A group of young men sat at old wood tables, enjoying the sunset.

Right out of the shoot, they and Mark slid into a dialogue; how today’s a woman’s world, and only the bitchy women who control their men are the ladies who get their men. “But,” they laughed as they toasted their koozies, “All men certainly like their women young!”

“Take Hollywood. I was just there,” yapped one. “It looks like men who go back to nursing homes at night are out for dinner with Barbie dolls.”

Those words rang in my head as I drove to Dallas Night Club later that night. After 35 years, it was closing. An Austin icon honkytonk. Close to a thousand of us, many of us over 60 and even 70, danced till closing at 2 AM.

Dancers live longer.

A girlfriend of mine had two aunts, both healthy till almost 100 years old. One danced. A lot. She only died because a train hit her. Her family laughed that it took a train to take her out. The other was famous for saying, “And that’s that.” She simply didn’t stress. When her husband, whom she loved, was hit by a car and died, she sighed, “And that’s that.”

Perspective. Longer time on this planet births a larger, global picture, if one has intention and health to see it. Older people are remarkable chroniclers for perspective and wisdom. They have lived to tell their stories. And understand them.

I remember a sign on a building in Santa Fe that sums up my thinking: remembering the past preserves your future.

I have actively sought out older wiser mentors. I hung with the Nearings, who I met while in their 80’s and stayed close up till Scott fasted himself peacefully to death when he turned 100, as he felt he was no longer a contributing member of society. They wrote the introduction to my second book “The Foot Book.”

I hung with Bucky Fuller when he was in his 80’s. I lived with Swami Satchitananda in his 70’s. I did my 1st rotation in integrative medicine with Dr. Jonathan Wright, the father of bioidentical hormones. He and his wife recently bought a $3.5 million building and opened a new clinic. They’re both closing in on 80! I got to work and hang with environmental scientists at the estrogen think tank at Tulane. We threw a 70th surprise birthday for my mentor, John McLachlan PhD. I had worked one week out of each month for 6 years with Dr.
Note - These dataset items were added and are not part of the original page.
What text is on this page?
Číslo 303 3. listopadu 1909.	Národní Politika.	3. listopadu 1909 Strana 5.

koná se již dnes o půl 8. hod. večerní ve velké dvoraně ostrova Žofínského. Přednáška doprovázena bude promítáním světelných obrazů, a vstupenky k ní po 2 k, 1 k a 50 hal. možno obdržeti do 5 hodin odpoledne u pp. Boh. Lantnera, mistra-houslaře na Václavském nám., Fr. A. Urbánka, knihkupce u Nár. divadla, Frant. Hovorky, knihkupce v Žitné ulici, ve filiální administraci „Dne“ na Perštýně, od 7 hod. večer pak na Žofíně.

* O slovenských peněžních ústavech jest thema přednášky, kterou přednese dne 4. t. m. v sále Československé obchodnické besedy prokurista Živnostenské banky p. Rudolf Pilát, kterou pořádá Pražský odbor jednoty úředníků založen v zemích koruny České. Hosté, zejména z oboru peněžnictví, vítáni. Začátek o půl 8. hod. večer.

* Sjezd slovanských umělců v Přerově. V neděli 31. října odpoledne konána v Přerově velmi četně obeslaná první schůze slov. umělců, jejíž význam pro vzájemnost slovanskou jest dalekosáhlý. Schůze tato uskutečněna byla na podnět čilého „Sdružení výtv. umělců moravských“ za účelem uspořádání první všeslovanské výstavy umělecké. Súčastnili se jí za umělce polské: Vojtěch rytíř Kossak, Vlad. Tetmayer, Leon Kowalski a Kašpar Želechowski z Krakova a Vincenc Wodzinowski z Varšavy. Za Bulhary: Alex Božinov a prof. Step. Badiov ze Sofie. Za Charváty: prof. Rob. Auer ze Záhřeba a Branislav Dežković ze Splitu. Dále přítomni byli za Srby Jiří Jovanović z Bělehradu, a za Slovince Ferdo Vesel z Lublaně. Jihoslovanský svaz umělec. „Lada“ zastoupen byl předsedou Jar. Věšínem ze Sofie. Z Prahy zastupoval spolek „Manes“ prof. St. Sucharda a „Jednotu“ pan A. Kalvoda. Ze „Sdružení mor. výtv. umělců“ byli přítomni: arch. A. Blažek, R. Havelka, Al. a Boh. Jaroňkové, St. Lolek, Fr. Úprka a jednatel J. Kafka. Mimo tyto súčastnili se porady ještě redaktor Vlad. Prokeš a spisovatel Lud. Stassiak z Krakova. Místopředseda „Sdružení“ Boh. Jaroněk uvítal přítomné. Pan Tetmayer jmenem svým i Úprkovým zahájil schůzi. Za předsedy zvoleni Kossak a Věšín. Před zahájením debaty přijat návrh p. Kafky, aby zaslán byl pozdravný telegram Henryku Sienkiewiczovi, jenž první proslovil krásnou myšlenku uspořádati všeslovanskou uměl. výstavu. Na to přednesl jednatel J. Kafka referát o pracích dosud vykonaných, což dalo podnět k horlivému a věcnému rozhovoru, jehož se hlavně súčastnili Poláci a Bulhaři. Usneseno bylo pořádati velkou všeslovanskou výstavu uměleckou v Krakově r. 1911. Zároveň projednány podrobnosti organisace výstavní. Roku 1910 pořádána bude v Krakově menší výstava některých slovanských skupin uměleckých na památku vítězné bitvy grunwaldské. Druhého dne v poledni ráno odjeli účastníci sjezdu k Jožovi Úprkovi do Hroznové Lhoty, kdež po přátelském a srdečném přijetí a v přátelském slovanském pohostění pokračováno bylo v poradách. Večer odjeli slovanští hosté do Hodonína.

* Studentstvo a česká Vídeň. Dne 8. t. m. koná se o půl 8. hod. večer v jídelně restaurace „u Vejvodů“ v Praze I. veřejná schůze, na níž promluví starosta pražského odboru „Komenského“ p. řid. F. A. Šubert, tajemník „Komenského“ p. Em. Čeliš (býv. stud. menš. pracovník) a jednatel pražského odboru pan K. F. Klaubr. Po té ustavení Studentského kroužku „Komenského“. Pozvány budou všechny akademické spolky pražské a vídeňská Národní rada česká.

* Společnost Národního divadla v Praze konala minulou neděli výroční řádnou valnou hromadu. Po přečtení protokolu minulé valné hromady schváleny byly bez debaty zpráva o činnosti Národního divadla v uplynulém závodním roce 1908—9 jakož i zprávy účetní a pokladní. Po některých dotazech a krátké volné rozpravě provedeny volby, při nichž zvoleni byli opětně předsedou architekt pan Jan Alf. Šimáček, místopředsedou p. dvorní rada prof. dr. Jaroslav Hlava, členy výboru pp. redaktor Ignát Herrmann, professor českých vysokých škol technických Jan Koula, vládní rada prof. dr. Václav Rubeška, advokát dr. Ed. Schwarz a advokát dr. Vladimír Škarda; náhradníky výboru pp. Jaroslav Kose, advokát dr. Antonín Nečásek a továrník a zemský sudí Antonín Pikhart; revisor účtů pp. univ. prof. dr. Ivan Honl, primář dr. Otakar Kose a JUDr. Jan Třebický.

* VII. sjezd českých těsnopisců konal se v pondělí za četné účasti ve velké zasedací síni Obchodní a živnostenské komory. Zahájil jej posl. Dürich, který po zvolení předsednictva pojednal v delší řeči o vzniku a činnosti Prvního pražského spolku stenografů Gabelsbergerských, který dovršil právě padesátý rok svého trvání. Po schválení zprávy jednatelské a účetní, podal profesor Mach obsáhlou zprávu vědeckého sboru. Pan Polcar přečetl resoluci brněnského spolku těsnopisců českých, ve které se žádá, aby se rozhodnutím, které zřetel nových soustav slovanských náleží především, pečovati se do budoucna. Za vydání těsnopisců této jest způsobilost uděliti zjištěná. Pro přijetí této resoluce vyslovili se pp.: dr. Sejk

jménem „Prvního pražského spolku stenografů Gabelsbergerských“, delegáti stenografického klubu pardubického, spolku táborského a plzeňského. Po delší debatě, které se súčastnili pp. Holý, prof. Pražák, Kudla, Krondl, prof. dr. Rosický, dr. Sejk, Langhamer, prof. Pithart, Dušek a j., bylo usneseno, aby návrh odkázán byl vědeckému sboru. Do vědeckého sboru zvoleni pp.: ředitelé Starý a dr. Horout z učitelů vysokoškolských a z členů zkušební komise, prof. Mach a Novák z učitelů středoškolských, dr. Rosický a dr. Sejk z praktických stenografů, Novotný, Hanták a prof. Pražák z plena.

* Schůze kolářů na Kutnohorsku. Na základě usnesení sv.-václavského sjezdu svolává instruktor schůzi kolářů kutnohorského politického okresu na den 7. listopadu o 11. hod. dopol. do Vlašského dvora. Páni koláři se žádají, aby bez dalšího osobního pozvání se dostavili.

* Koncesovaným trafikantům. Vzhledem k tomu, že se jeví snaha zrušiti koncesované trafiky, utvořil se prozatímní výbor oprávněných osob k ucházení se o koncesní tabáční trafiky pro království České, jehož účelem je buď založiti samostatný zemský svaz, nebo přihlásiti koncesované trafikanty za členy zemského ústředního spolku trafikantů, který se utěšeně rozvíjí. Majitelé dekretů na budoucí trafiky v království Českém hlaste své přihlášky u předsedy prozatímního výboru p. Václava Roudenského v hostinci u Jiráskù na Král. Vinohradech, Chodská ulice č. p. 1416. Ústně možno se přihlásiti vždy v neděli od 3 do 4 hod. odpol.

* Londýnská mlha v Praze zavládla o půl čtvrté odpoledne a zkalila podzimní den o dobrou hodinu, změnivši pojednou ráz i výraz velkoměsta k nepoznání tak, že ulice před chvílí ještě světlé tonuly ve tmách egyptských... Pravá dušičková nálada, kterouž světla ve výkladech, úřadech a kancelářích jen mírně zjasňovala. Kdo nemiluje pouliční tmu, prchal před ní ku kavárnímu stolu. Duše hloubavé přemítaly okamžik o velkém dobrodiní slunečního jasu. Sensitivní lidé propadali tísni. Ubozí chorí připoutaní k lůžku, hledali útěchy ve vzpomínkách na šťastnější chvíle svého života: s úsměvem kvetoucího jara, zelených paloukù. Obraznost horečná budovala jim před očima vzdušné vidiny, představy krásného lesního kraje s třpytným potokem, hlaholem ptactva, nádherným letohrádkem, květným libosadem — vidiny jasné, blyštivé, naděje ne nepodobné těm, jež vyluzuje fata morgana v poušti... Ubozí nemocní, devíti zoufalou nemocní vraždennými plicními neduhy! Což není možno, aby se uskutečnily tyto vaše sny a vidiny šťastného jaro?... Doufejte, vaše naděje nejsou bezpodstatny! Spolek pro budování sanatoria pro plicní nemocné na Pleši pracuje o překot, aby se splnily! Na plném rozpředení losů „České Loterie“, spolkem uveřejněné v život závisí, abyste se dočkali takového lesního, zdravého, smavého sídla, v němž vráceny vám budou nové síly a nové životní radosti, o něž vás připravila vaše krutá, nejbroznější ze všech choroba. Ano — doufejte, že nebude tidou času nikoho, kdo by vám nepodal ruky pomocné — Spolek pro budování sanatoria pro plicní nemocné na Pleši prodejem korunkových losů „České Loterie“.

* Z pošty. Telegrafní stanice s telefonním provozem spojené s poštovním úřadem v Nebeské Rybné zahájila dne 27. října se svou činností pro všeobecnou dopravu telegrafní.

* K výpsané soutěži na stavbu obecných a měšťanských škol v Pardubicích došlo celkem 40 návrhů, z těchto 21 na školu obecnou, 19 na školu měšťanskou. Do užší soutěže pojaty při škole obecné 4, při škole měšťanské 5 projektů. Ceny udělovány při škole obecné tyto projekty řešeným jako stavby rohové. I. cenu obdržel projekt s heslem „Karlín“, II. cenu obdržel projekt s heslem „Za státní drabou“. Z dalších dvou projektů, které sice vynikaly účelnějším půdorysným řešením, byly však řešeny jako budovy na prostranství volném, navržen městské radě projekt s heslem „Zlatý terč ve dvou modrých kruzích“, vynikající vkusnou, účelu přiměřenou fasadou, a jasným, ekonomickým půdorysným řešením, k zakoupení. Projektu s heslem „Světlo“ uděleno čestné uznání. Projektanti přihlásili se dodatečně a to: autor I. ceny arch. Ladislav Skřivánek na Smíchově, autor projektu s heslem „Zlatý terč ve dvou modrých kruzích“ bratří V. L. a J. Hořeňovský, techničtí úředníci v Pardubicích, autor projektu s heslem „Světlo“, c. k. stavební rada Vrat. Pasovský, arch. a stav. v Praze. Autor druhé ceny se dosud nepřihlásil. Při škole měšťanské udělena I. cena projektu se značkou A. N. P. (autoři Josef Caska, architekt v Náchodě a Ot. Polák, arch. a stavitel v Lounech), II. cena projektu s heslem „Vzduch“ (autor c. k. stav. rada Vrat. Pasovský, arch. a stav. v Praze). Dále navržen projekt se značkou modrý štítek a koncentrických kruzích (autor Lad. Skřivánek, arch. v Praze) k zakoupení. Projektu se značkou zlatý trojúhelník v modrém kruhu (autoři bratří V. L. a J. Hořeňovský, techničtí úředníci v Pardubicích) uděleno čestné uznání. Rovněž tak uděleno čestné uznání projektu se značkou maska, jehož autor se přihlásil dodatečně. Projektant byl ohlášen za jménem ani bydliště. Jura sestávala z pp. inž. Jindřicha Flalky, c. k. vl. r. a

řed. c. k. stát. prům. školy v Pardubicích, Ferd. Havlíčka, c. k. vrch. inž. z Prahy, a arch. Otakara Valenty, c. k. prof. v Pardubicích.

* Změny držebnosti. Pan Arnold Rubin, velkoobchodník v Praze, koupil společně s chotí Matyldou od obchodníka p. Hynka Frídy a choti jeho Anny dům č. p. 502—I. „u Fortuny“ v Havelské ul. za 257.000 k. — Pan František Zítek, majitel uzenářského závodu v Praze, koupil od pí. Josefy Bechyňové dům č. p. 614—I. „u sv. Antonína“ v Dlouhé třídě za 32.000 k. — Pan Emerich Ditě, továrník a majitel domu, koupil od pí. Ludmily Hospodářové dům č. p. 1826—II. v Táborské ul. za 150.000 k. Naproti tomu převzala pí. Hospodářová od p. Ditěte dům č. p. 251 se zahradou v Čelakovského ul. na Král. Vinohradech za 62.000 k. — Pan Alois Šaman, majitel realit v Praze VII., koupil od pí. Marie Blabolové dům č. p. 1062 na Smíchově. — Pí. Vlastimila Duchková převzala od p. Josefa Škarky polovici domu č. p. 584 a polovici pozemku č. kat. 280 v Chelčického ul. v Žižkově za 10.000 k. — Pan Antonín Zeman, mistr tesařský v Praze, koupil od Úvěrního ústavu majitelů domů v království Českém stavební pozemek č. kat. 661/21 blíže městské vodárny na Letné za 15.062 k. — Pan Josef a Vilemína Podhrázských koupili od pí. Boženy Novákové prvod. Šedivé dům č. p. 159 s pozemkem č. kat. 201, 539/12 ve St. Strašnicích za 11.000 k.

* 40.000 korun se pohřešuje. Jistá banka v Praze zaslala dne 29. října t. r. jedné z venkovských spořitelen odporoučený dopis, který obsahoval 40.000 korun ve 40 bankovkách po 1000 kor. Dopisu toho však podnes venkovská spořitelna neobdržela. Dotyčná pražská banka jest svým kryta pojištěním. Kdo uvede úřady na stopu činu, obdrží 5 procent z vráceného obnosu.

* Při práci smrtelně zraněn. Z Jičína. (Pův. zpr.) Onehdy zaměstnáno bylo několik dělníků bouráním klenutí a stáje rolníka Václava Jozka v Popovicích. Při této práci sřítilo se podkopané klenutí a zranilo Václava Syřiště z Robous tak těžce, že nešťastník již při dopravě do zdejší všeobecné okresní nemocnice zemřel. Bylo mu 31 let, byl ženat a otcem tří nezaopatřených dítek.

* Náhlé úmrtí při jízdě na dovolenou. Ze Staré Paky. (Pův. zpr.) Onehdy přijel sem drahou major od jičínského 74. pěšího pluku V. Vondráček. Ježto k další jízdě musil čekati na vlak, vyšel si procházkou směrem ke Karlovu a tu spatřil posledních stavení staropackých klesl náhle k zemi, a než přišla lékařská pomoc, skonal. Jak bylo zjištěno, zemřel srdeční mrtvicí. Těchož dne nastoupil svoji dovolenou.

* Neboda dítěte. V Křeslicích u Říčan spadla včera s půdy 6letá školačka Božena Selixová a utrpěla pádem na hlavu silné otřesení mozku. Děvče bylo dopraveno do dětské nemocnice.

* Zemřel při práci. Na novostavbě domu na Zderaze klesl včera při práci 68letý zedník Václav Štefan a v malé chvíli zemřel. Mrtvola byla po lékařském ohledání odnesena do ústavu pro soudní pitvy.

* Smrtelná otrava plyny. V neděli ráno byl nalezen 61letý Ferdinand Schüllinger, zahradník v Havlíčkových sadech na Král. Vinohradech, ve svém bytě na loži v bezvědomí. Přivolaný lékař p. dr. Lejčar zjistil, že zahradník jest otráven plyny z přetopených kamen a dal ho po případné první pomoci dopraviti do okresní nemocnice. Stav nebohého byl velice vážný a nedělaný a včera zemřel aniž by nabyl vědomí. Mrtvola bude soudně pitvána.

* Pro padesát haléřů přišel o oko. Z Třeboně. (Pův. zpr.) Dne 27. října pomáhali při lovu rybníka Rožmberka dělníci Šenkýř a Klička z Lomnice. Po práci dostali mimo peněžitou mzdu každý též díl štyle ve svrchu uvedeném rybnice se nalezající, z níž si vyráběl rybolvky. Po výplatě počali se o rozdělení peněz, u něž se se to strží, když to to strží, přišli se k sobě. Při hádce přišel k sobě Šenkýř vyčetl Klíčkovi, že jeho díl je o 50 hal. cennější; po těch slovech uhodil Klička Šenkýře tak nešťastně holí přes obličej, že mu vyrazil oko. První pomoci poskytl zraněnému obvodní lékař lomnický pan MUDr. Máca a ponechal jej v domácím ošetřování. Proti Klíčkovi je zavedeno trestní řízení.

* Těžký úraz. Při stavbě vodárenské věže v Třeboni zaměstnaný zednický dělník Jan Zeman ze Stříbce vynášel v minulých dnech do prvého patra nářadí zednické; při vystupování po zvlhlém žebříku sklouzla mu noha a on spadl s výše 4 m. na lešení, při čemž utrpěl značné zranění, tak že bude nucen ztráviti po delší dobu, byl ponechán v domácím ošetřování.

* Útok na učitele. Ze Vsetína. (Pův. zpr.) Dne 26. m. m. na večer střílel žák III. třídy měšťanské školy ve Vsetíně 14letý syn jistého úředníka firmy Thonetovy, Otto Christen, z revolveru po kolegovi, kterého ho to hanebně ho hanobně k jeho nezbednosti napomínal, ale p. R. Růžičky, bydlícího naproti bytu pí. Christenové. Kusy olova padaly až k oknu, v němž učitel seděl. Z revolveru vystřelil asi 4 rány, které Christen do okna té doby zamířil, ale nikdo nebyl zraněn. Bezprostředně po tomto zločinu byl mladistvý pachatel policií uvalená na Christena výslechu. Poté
Jerome Block, learning from his 55-years of functional internal acute and chronic care medicine.

Two years back I took a relicensing course with the neuro-surgeon turned nutritional doc; Norm Shealy MD PhD. He gifted the conception, land and buildings for a new genre in psych called “Conscious Psychology.” Shealy is going strong in inspiration and creation. He is 84 years young.

We are the NEW OLD.

Hopefully you’re coming our way.

Move aside for the fastest growing global group.

Be open to what you might learn when you get here, which is just around life’s corner.